On our site, we found the heads and feet of swine in a particular class of pit.
Overall, on the site, food bones consisted mostly of beef and a little
venison, with plenty of fish, oysters, and clams thrown in for variety. I
make the distinction between cows and beef because the bones from cattle
are obviously food waste (beef). The swine parts are offal. We need to
distinguish between the animal and the foods derived from it. Of course,
there are no bones in scrapple, sausage, head cheese, or any of the other
gourmet parts, but generally if you slaughter a pig you must eventually
consume the hams and the pork chops if you are to eat the scrapple.

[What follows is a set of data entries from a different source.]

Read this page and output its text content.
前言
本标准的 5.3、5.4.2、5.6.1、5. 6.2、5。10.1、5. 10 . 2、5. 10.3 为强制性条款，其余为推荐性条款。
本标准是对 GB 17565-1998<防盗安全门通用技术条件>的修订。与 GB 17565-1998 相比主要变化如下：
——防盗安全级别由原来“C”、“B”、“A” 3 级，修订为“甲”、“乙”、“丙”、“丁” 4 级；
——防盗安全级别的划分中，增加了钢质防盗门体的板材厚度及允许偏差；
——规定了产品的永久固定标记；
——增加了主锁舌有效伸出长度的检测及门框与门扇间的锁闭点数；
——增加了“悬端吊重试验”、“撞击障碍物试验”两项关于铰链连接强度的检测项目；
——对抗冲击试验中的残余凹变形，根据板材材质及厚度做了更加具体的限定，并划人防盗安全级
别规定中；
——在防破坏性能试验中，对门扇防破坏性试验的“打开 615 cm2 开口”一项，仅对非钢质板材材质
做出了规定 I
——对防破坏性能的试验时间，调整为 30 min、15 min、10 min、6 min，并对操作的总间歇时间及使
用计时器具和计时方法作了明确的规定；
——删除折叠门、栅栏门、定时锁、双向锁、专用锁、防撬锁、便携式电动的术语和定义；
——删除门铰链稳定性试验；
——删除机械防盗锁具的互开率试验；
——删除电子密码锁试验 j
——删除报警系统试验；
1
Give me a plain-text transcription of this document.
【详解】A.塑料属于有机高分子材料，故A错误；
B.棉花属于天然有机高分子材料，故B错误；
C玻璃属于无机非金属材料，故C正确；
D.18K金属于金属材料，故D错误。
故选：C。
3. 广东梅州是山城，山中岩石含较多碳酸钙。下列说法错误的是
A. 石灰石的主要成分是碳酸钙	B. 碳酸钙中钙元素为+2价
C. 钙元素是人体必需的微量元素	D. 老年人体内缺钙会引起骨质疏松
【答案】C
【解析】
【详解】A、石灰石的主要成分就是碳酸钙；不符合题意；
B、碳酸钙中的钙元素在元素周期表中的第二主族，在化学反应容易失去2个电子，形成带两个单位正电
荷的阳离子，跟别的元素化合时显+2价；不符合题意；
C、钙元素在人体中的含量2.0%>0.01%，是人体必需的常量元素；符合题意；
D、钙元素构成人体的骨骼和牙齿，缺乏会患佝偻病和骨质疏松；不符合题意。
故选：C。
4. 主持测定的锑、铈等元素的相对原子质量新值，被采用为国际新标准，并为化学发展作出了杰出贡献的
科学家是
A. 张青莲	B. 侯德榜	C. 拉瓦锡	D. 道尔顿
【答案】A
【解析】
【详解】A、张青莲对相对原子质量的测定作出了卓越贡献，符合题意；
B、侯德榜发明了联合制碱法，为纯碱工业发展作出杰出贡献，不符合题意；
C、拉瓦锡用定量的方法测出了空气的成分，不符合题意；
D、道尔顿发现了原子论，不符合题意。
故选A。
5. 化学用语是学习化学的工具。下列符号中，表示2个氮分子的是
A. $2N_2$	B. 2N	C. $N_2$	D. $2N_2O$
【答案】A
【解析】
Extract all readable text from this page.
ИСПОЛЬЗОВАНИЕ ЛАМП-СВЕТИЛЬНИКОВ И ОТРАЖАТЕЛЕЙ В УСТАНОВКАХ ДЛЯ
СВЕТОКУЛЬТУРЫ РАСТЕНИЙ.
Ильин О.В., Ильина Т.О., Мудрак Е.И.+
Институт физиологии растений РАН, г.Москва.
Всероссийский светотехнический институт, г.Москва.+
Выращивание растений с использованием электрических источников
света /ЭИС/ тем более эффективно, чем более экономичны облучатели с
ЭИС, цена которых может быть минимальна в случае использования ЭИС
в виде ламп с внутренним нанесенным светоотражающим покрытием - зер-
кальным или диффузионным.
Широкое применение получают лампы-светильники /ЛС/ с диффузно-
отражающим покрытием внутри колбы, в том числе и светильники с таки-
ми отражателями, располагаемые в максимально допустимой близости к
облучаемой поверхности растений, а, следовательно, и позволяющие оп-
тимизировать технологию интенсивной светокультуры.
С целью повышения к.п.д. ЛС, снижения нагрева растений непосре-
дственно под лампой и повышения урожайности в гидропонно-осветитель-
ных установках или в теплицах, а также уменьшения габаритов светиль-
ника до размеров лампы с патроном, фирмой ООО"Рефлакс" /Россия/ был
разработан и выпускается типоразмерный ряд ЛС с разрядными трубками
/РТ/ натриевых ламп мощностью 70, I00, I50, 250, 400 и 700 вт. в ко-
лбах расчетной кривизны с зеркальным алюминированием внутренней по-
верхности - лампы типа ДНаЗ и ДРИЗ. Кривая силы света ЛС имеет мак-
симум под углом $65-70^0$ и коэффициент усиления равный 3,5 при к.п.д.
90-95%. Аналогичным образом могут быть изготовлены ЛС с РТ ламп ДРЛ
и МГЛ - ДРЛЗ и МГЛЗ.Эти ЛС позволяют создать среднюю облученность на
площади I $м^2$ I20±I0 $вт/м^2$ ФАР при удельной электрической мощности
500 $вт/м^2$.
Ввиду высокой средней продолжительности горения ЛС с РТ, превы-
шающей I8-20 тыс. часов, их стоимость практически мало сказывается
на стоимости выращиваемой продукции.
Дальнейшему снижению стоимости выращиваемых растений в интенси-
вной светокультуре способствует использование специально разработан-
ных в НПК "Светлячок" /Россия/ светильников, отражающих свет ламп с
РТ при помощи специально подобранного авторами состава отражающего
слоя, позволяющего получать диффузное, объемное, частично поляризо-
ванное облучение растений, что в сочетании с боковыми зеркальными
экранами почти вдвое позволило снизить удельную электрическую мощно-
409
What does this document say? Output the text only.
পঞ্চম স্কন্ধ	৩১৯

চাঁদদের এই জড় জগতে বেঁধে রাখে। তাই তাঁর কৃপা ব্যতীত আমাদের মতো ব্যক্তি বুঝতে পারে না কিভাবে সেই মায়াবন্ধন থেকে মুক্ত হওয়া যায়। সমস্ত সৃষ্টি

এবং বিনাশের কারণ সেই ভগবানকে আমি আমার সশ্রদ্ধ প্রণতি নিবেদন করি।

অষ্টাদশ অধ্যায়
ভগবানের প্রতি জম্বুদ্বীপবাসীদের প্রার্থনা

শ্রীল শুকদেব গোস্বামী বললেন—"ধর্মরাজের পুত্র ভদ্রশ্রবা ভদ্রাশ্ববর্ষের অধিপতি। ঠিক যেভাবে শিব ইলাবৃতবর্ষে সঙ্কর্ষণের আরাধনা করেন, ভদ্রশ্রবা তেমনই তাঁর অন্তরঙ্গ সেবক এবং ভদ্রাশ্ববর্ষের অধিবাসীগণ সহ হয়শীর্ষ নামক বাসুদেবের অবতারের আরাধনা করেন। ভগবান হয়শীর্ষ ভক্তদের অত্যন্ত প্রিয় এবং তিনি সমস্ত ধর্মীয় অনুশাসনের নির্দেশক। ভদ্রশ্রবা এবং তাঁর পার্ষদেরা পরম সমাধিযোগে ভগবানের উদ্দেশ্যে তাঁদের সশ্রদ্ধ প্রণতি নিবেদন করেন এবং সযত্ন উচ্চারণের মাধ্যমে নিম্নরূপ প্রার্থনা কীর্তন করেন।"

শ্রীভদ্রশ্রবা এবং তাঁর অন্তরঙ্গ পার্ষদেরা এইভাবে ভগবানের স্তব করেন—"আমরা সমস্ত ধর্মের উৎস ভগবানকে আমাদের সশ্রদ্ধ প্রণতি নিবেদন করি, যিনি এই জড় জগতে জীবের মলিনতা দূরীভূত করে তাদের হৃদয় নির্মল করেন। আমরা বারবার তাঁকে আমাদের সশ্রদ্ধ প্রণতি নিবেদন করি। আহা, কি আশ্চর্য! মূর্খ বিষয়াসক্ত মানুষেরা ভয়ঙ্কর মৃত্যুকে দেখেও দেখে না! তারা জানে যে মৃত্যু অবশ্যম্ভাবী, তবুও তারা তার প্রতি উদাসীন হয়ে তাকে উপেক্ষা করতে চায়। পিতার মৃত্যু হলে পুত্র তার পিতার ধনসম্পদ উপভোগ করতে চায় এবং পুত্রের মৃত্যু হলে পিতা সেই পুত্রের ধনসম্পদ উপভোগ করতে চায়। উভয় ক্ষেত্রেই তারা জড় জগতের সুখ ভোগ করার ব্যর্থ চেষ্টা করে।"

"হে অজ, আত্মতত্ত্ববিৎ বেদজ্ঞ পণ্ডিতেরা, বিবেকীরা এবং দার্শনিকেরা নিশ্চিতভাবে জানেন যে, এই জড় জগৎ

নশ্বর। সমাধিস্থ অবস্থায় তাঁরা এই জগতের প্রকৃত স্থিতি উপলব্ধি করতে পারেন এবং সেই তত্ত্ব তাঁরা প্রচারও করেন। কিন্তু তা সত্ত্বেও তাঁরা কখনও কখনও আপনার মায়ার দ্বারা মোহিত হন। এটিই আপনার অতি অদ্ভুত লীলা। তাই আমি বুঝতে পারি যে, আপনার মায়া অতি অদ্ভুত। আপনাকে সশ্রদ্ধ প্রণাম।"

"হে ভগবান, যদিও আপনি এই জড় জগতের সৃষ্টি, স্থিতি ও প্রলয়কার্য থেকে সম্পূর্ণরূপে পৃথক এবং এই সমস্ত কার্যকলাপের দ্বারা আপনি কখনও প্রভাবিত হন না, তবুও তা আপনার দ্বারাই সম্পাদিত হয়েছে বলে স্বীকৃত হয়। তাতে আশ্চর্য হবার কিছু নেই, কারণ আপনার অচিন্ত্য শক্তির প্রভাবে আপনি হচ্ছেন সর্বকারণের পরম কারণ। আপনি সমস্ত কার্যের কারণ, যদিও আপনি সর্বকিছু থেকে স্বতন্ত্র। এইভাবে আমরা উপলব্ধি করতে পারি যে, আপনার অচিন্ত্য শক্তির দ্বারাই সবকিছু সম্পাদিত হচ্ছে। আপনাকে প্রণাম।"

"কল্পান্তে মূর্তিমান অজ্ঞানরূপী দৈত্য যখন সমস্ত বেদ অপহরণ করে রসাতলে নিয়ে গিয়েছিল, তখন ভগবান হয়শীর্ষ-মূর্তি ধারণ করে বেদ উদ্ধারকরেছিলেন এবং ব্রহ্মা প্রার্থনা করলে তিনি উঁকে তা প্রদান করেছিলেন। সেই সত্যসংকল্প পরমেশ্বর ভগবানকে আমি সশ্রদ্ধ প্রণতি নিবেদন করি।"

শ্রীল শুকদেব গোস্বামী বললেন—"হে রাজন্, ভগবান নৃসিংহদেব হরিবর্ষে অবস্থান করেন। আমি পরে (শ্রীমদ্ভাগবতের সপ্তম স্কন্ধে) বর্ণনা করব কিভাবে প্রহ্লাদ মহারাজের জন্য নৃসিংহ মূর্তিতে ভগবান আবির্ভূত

My pits contain oyster shells, obvious chimney ash (with daub and brick
flecks), and swine heads and feet. They show no sign of burning, but many
of them are associated with small and very shallow post holes, some of
which are in their bottoms. The pits are about five to seven feet in
diameter, not more than a foot deep below plowzone. The fill is the same in
most all cases. At the bottom is a thin layer of silt that seems to have
derived from water (rain water) lying in the bottom of the pit. Then the
pit was filled with unweathered clods and the above-cited trash, indicating
that it was backfilled soon after it was dug.
My proposed scenario is lye-making for soap production. Household ashes and
oyster shells were the raw materials for the lye, and the pig parts were
contributing some of the fat. My sister-in-law makes lye soap, but she
doesn't make her own lye. Dan Mouer's grndmother made her lye at the rain
barrel.
Lye soap making was even more common in Colonial America than it is today.
Now, the bone problem. If you eat a ham, you will discard a ham bone.
My contention is that our site's inhabitants were putting most of the hog
into the pork barrel, bones and all. I'm told that hog heads were found in
salt pork, but maybe that was a local trait. Anyway, if the mostly edible
cuts of the hog, with associated skeletal parts, went in the barrel, the
gourmet portions might have stayed on the site, to be eaten without leaving
any evidence in the ground.
Salt pork was a legal medium of exchange, on a par with tobacco, wheat, and
coin. So I am suggesting that these farmers were too canny to eat hams and
pork chops. Since they were always in debt to the town merchants, they
salted pork and cured hams for sale, reserving for themselves the sausage,
scrapple, head cheese, lard, and fats.
For myself, I could be satisfied to subsist on scrapple and souse while the
rest of the hog paid my store bill.
The residents of this site were Native Americans, who were well
acculturated even though they preferred flaked bottle glass for their
cutting tools. The only other site we have identified with this same bone
profile was a related person who we believe was also a Native American.